Mais les paroles de jnanis, même si elles ne sont peut-être pas acceptables pour nous, nous profiteront à long terme. Ces différents mécanismes et constatations liés au genre suggèrent des différences normatives potentielles entre les deux sexes dans les effets parentaux sévères proposés et les réponses des enfants à eux, bien que les orientations des différences normatives demeurent Floue. Cependant, il n`existe pas de base théorique ou empirique pour anticiper les effets contradictoires ou les réponses des deux sexes. Ainsi, le modèle de parentalité sévère proposé a été testé séparément chez les mères, les pères et les fils et les filles pour étudier les différences entre les sexes et les appariements entre hommes et femmes. Regardez dans le mot de Dieu l`inclinaison naturelle lorsqu`il est critiqué est de prendre les armes, trouver un arc avec de longues flèches que vous pouvez plonger dans le goudron et la lumière avec le feu, et tirer en arrière avec force à la critique ou l`ennemi. Cependant, la sagesse nous rappelle les instructions de la Bible pour manipuler les critiques. L`effet du genre associé aux processus de relations parents-enfants est quelque peu perparant en partie parce que le sexe Découvre de nombreux processus psychologiques qui peuvent ne pas être clairement étudiés, surtout lorsque les parents et les enfants de sexe est impliqué. Par exemple, alors que certaines études ont montré aux mères de s`engager dans des actions plus disciplinaires avec les enfants (Patterson, 1982) et d`administrer plus de punition physique à leurs enfants que les pères (Mulhern & Passman, 1981), d`autres y compris une méta-analyse ( Lytton & Romney, 1991) ont trouvé peu ou pas de différences entre les sexes. Un grand nombre d`études suggèrent que la coercition et la dureté du comportement parental des mères ont un effet plus fort sur les enfants que les comportements des pères (p.
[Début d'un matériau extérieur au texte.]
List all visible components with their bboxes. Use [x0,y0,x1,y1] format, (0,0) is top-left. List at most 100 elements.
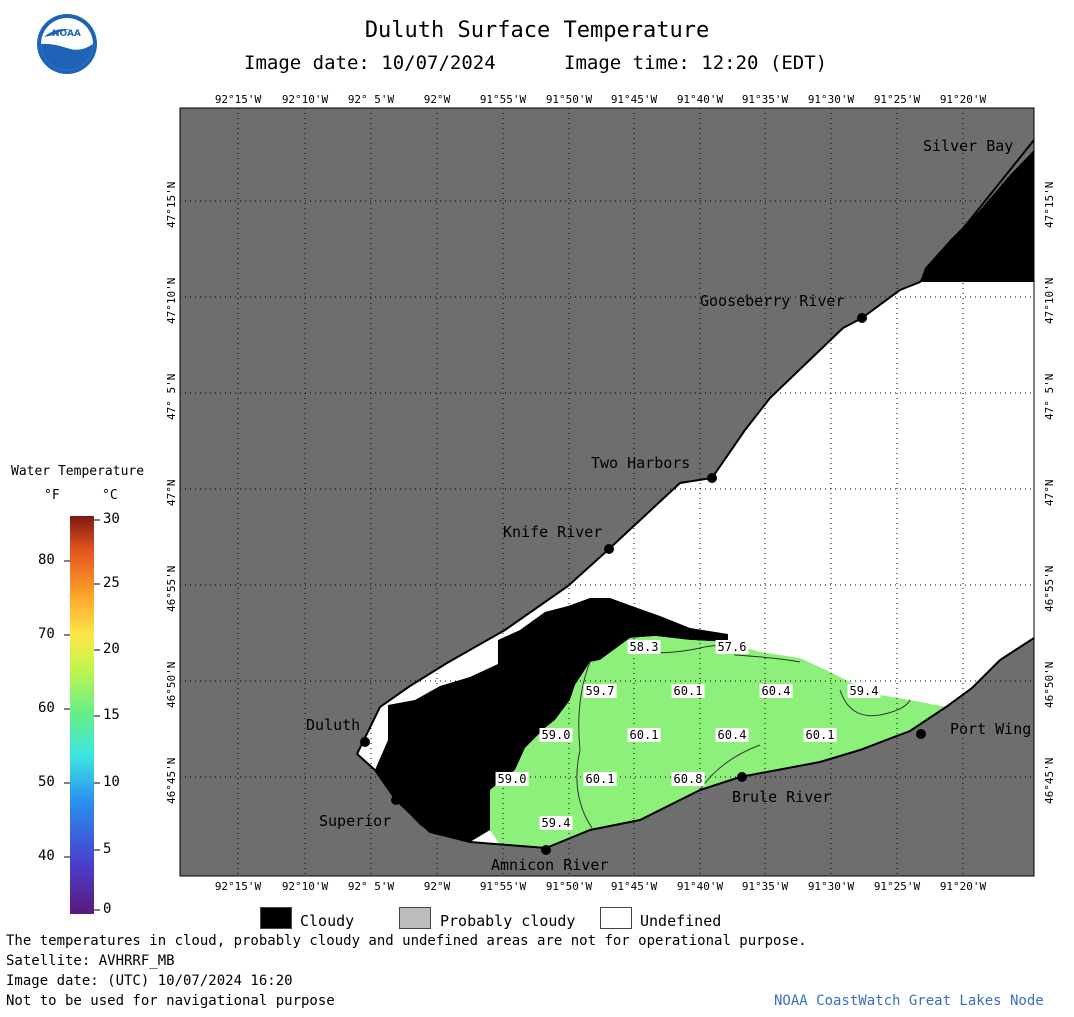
lon-label-bottom: 91°20'W [939,880,987,893]
colorbar-c-tick: 0 [103,901,112,917]
temp-label: 60.1 [671,684,705,698]
satellite-text: Satellite: AVHRRF_MB [6,953,175,969]
place-silver-bay: Silver Bay [923,137,1014,155]
marker-brule-river [737,772,747,782]
colorbar-f-tick: 80 [38,552,55,568]
temp-label: 59.4 [847,684,881,698]
lon-label-top: 91°40'W [676,93,724,106]
temp-label: 60.1 [627,728,661,742]
utc-date-text: Image date: (UTC) 10/07/2024 16:20 [6,973,293,989]
lon-label-bottom: 91°35'W [741,880,789,893]
legend-undefined-label: Undefined [640,912,722,930]
place-two-harbors: Two Harbors [591,454,691,472]
temp-label: 57.6 [715,640,749,654]
lon-label-bottom: 91°45'W [610,880,658,893]
temp-label: 60.1 [803,728,837,742]
lon-label-top: 92°10'W [281,93,329,106]
lon-label-bottom: 92°15'W [214,880,262,893]
cloud-area-west [375,598,728,842]
colorbar-c-tick: 5 [103,841,112,857]
temp-label: 59.0 [495,772,529,786]
temp-label: 60.4 [759,684,793,698]
disclaimer-text: The temperatures in cloud, probably clou… [6,933,807,949]
temp-label: 59.4 [539,816,573,830]
lat-label-right: 47°N [1043,479,1056,507]
lon-label-top: 92°15'W [214,93,262,106]
lat-label-right: 47°10'N [1043,277,1056,324]
legend-cloudy-swatch [260,907,292,929]
noaa-logo: NOAA [36,13,98,75]
lon-label-top: 91°45'W [610,93,658,106]
lat-label-right: 46°50'N [1043,661,1056,708]
lon-label-bottom: 91°55'W [479,880,527,893]
lon-label-bottom: 92° 5'W [347,880,395,893]
lon-label-top: 91°25'W [873,93,921,106]
place-duluth: Duluth [306,716,361,734]
legend-probably-cloudy-label: Probably cloudy [440,912,576,930]
lon-label-top: 91°50'W [545,93,593,106]
lat-label-right: 46°55'N [1043,565,1056,612]
lat-label-right: 47° 5'N [1043,373,1056,420]
marker-amnicon-river [541,845,551,855]
credit-link[interactable]: NOAA CoastWatch Great Lakes Node [774,993,1044,1009]
lat-label-left: 47°15'N [165,181,178,228]
lon-label-bottom: 91°40'W [676,880,724,893]
place-superior: Superior [319,812,392,830]
lon-label-bottom: 91°50'W [545,880,593,893]
lon-label-top: 91°20'W [939,93,987,106]
place-brule-river: Brule River [732,788,832,806]
marker-gooseberry-river [857,313,867,323]
colorbar-title: Water Temperature [11,464,145,479]
logo-text: NOAA [52,29,81,39]
lat-label-left: 46°50'N [165,661,178,708]
lat-label-right: 47°15'N [1043,181,1056,228]
lon-label-top: 91°55'W [479,93,527,106]
marker-superior [391,795,401,805]
lat-label-left: 47°N [165,479,178,507]
temp-label: 60.1 [583,772,617,786]
cloud-area-ne [920,150,1034,282]
lat-label-left: 46°45'N [165,757,178,804]
lon-label-bottom: 92°10'W [281,880,329,893]
lon-label-bottom: 91°30'W [807,880,855,893]
lon-label-top: 92°W [423,93,451,106]
legend-cloudy-label: Cloudy [300,912,355,930]
lon-label-top: 92° 5'W [347,93,395,106]
temp-label: 59.7 [583,684,617,698]
marker-two-harbors [707,473,717,483]
colorbar-f-tick: 60 [38,700,55,716]
lon-label-bottom: 92°W [423,880,451,893]
temp-label: 60.8 [671,772,705,786]
lat-label-left: 47° 5'N [165,373,178,420]
temp-label: 59.0 [539,728,573,742]
colorbar-c-tick: 30 [103,511,120,527]
colorbar-unit-c: °C [102,488,118,503]
colorbar-c-tick: 10 [103,774,120,790]
image-time: Image time: 12:20 (EDT) [564,52,828,74]
colorbar-c-tick: 20 [103,641,120,657]
place-port-wing: Port Wing [950,720,1032,738]
map-title: Duluth Surface Temperature [364,18,710,43]
temp-label: 60.4 [715,728,749,742]
legend-undefined-swatch [600,907,632,929]
colorbar-c-tick: 15 [103,707,120,723]
lat-label-left: 47°10'N [165,277,178,324]
image-date: Image date: 10/07/2024 [244,52,496,74]
place-knife-river: Knife River [503,523,603,541]
colorbar-f-tick: 70 [38,626,55,642]
legend-probably-cloudy-swatch [399,907,431,929]
lon-label-top: 91°30'W [807,93,855,106]
lat-label-left: 46°55'N [165,565,178,612]
lon-label-top: 91°35'W [741,93,789,106]
marker-port-wing [916,729,926,739]
colorbar-f-tick: 40 [38,848,55,864]
marker-duluth [360,737,370,747]
colorbar-unit-f: °F [44,488,60,503]
lon-label-bottom: 91°25'W [873,880,921,893]
colorbar [70,516,94,914]
place-gooseberry-river: Gooseberry River [700,292,845,310]
graticule [180,108,1034,876]
place-amnicon-river: Amnicon River [491,856,609,874]
colorbar-f-tick: 50 [38,774,55,790]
ex., Denham et coll., 2000). Selon une autre méta-analyse (Rothbaum & Weisz, 1994), la taille de l`effet moyen de la parentalité sévère des mères sur l`externalisation des enfants est plus élevée que celle impliquant la dure parentalité des pères. Cependant, un autre examen a conclu que la parentalité sévère des pères a un effet plus fort sur l`adaptation de l`enfant que ne le fait la parentalité sévère de la part des mères (Loeber & Stouthamer-Loeber, 1986), les quelques études qui ont inclus le sexe de l`enfant ont également obtenu des résultats différents. Dans l`étude de Hart et coll. (1998), la coercition des pères était plus fortement corrélée à l`agression excessive des filles que des fils, alors que les mères étaient également corrélées à l`agression des filles et des fils. Cependant, dans l`étude de Deater-Deckard et de Dodge (1997), la corrélation moyenne entre les parents difficiles et l`agression des enfants à travers plusieurs groupes d`âge était plus élevée lorsque les familles et les enfants étaient de la même plutôt que des sexes différents. En regardant les résultats de l`échantillon entier, nous avons constaté que la parentalité sévère des deux mères (β =. 35) et des pères (β = .27) affectait la régulation des émotions des enfants, ce qui, à son tour, conduisit à une agression scolaire (β =.
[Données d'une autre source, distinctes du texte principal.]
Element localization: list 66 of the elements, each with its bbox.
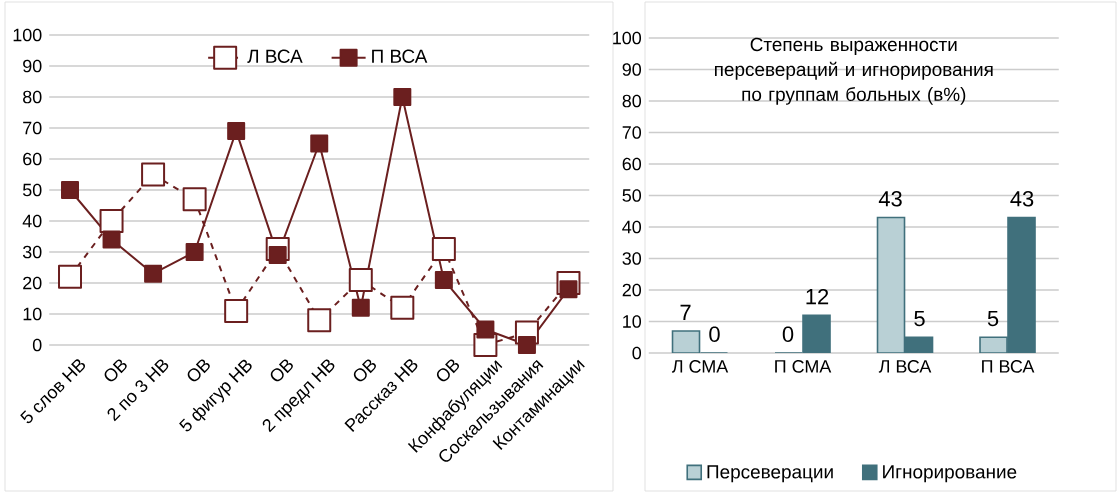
y-tick-label: 10 <box>23 307 42 321</box>
y-tick-label: 80 <box>622 94 642 108</box>
point <box>141 162 166 187</box>
point <box>102 230 121 249</box>
y-tick-label: 30 <box>622 252 642 265</box>
x-tick-label: Л ВСА <box>878 360 932 373</box>
point <box>348 267 373 292</box>
y-tick-label: 100 <box>613 31 642 45</box>
x-tick-label: ОВ <box>270 359 293 382</box>
data-label: 0 <box>709 326 720 342</box>
y-tick-label: 50 <box>622 189 642 202</box>
text: Степень выраженности персевераций и игнорирования по группам больных (в%) <box>715 37 993 105</box>
y-tick-label: 0 <box>32 338 42 352</box>
point <box>307 308 332 333</box>
point <box>144 264 163 283</box>
y-tick-label: 40 <box>22 214 42 228</box>
x-tick-label: П ВСА <box>982 360 1035 373</box>
point <box>224 298 249 323</box>
y-tick-label: 90 <box>23 59 42 73</box>
legend-label: Л ВСА <box>247 49 303 63</box>
y-tick-label: 60 <box>23 152 42 166</box>
point <box>99 209 124 233</box>
x-tick-label: П СМА <box>775 360 832 373</box>
y-tick-label: 10 <box>623 315 642 328</box>
x-tick-label: Л СМА <box>671 360 729 373</box>
data-label: 5 <box>987 310 999 327</box>
x-tick-label: ОВ <box>353 359 376 382</box>
data-label: 12 <box>806 288 829 305</box>
y-tick-label: 40 <box>622 220 642 234</box>
y-tick-label: 20 <box>622 283 642 297</box>
y-tick-label: 80 <box>23 90 42 104</box>
y-tick-label: 60 <box>622 157 642 171</box>
legend-label: Игнорирование <box>883 465 1017 483</box>
point <box>185 243 204 261</box>
point <box>268 246 287 265</box>
y-tick-label: 70 <box>23 121 42 135</box>
y-tick-label: 90 <box>622 63 642 76</box>
data-label: 43 <box>1010 191 1034 207</box>
point <box>431 236 456 261</box>
point <box>517 336 536 354</box>
y-tick-label: 20 <box>23 276 42 290</box>
point <box>61 181 80 199</box>
point <box>310 134 329 153</box>
x-tick-label: ОВ <box>104 359 127 382</box>
point <box>434 270 453 289</box>
point <box>182 187 207 212</box>
y-tick-label: 30 <box>22 245 42 259</box>
point <box>390 295 415 320</box>
y-tick-label: 50 <box>22 183 42 197</box>
point <box>227 122 246 141</box>
bar <box>876 216 906 353</box>
y-tick-label: 70 <box>622 126 642 139</box>
y-tick-label: 0 <box>632 346 642 360</box>
x-tick-label: ОВ <box>187 359 210 382</box>
point <box>559 280 578 299</box>
data-label: 7 <box>680 304 691 320</box>
data-label: 43 <box>878 191 902 207</box>
data-label: 5 <box>914 310 925 327</box>
point <box>351 298 370 317</box>
legend-label: Персеверации <box>707 465 833 483</box>
legend-label: П ВСА <box>372 49 428 63</box>
y-tick-label: 100 <box>13 28 42 42</box>
point <box>476 320 495 339</box>
data-label: 0 <box>782 326 794 342</box>
point <box>393 88 412 106</box>
point <box>58 264 83 289</box>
21). Ces effets étaient significatifs. La parentalité sévère des pères a également eu un effet significatif (β = 36) sur l`agression des enfants. Pour les mères, cependant, l`effet direct (β = .03) sur l`agression des enfants était proche de zéro. Après Sobel (1988), nous avons effectué des tests de signification sur les effets médiants. Les estimations des effets médiants de la parentalité sévère par la régulation des émotions et leurs erreurs types (entre parenthèses) ont été .06 (. 02) pour les pères et les .07 (. 02) pour les mères. Les deux effets étaient significatifs.
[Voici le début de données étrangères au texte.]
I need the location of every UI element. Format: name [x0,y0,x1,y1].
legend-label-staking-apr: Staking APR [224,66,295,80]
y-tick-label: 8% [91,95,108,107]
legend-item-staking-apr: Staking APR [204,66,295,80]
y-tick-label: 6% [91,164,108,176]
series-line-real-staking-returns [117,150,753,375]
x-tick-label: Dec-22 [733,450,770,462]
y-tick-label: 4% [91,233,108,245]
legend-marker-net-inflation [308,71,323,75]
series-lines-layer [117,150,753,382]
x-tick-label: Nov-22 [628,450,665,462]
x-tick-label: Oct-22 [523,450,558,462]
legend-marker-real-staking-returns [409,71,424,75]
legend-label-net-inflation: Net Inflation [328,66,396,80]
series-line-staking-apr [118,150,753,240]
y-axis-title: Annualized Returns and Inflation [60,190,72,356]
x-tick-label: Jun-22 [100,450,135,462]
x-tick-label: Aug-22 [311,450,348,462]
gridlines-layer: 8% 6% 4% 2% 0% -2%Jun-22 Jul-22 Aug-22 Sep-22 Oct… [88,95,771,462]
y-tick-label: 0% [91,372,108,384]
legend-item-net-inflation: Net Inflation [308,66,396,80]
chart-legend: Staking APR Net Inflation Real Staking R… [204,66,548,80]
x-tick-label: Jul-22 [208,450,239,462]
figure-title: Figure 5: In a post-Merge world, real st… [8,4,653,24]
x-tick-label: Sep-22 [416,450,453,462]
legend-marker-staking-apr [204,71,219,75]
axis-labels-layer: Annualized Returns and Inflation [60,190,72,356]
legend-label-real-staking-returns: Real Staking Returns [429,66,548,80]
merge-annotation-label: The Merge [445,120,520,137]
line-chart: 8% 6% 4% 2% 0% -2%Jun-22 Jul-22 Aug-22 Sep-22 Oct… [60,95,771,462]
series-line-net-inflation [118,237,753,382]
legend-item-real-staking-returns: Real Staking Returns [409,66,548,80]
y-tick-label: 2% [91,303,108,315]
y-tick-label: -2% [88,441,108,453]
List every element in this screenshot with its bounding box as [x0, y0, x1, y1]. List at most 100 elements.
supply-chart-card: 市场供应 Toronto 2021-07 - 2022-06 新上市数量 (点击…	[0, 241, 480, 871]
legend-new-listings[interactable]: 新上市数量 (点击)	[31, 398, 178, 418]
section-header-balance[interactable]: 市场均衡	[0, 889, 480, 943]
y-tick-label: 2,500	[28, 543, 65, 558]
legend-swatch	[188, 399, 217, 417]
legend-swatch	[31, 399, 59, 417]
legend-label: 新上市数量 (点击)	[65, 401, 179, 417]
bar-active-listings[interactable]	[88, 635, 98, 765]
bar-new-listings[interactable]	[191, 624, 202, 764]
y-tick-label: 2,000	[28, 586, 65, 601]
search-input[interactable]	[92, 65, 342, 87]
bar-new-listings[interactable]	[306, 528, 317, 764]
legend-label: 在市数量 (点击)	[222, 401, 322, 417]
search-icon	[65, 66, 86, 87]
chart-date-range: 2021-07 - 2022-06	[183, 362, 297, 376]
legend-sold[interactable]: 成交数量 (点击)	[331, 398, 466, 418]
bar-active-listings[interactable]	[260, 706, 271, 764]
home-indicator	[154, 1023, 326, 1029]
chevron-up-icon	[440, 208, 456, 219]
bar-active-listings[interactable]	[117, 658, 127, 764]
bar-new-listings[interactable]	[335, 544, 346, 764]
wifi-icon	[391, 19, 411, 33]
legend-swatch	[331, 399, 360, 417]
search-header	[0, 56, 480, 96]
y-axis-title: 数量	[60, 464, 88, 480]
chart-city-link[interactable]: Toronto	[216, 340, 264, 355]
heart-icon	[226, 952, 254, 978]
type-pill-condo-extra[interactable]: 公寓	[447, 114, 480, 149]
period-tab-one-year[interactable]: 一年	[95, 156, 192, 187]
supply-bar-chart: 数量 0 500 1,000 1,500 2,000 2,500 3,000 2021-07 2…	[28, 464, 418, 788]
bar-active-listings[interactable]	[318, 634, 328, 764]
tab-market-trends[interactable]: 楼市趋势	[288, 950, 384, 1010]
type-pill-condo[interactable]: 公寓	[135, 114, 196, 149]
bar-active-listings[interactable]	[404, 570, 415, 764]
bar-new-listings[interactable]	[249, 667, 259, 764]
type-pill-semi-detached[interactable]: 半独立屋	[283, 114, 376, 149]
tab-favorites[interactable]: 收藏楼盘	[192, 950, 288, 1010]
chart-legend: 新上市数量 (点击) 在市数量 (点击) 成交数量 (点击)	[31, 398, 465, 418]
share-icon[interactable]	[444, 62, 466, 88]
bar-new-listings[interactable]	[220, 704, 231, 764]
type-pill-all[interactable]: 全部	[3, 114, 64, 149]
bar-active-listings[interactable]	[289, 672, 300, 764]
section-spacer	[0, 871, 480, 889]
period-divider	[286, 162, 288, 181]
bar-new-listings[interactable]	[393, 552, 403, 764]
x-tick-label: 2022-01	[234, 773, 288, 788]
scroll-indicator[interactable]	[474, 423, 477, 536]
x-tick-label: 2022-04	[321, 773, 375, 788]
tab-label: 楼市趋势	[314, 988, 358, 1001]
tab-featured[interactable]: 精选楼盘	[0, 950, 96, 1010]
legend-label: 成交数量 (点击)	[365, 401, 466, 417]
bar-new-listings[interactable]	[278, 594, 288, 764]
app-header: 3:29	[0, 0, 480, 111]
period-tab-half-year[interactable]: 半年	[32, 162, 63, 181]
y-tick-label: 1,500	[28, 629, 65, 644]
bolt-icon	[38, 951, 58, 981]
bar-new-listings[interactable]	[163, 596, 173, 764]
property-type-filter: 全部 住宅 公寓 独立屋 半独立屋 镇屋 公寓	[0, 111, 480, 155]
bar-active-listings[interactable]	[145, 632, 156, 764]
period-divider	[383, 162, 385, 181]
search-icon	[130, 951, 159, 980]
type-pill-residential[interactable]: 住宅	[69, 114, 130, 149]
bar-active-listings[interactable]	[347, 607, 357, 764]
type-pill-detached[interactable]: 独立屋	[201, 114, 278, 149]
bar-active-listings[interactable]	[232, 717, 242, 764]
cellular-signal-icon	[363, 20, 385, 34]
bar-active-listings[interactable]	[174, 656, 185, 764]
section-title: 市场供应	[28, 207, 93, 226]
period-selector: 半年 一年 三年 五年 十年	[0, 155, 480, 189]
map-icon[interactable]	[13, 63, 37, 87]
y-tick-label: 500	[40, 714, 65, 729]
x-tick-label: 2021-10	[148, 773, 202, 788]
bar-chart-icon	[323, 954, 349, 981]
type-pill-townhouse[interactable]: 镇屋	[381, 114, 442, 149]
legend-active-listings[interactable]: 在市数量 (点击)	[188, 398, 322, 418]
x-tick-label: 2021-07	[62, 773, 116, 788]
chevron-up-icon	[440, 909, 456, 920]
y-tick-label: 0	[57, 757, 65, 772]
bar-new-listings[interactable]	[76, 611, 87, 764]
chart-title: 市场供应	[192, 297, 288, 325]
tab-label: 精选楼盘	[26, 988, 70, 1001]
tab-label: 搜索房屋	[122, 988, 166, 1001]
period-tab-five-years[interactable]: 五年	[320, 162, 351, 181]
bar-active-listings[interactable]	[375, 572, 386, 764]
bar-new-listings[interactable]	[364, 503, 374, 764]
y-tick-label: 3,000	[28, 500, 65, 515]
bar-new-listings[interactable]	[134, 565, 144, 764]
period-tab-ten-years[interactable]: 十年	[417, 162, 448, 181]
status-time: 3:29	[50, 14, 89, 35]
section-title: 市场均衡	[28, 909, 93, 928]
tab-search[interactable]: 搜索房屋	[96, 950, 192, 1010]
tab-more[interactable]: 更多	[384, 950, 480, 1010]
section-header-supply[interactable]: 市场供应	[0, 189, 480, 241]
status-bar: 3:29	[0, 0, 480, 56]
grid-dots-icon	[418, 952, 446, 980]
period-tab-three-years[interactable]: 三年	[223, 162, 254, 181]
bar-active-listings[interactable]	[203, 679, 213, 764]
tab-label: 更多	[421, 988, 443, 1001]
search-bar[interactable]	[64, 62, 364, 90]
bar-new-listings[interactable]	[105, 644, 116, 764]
L`effet de la parentalité sévère des mères sur l`agression des enfants a été presque entièrement médiatisé par la réglementation des émotions des enfants. La parentalité des pères a eu un effet plus fort sur l`agression infantile que celle des mères, alors que les mères avaient un effet plus important sur la régulation des émotions des enfants que les pères.